Cancer as an evolving and systemic disease
12 - 16 Mar 2016
http://www.nature.com/natureconferences/cesd16/index.html, New York, United States of America
This conference aims to highlight and discuss the intimate connection between the dual qualities of cancer as an evolving and a systemic disease, the development and progression of which relies on a complex interplay of cancer-cell-intrinsic properties with the local and systemic tumour environment.
The accumulation of oncogenic alterations in a cancer-originating cell may set the course to malignancy, but tumour cells continue to change and evolve in order to survive, grow, and metastasise.
Beyond cancer-cell autonomous properties such as genetic and epigenetic changes, this involves complex interactions of tumours with local stromal components such as extracellular matrix molecules and non-tumour cells, and effects of tumour-derived factors at distant locations to influence immune responses, mobilise cell types that foster tumour growth, and establish metastasis-permissive environments.

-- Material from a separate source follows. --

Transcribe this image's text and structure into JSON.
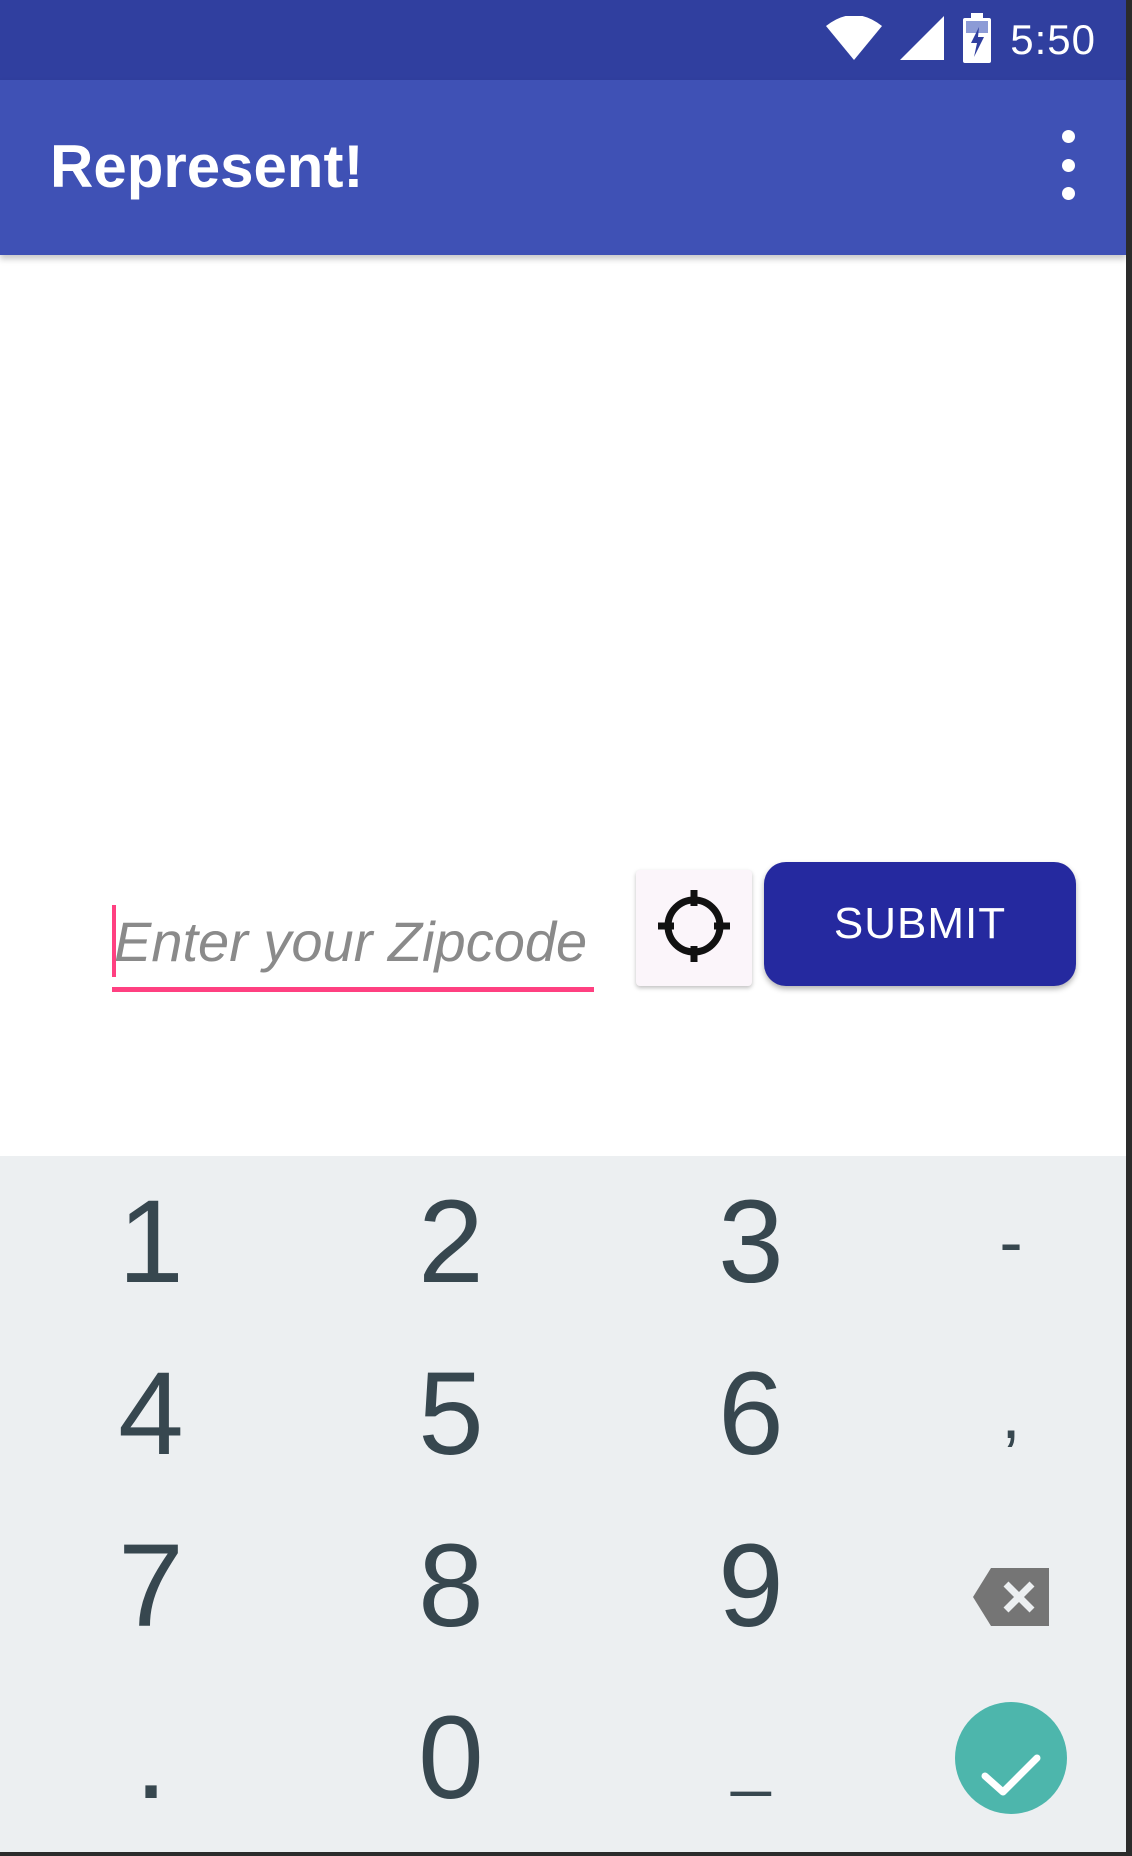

Tumour burden has additional adverse effects at an organismal level, including conditions such as cachexia and paraneoplastic syndrome.
This conference will bring together researchers with diverse perspectives on the evolving and systemic aspects of cancer, to discuss recent progress and challenges in understanding how these features of tumour development are integrated and influence each other, and how current knowledge may be exploited in the clinic.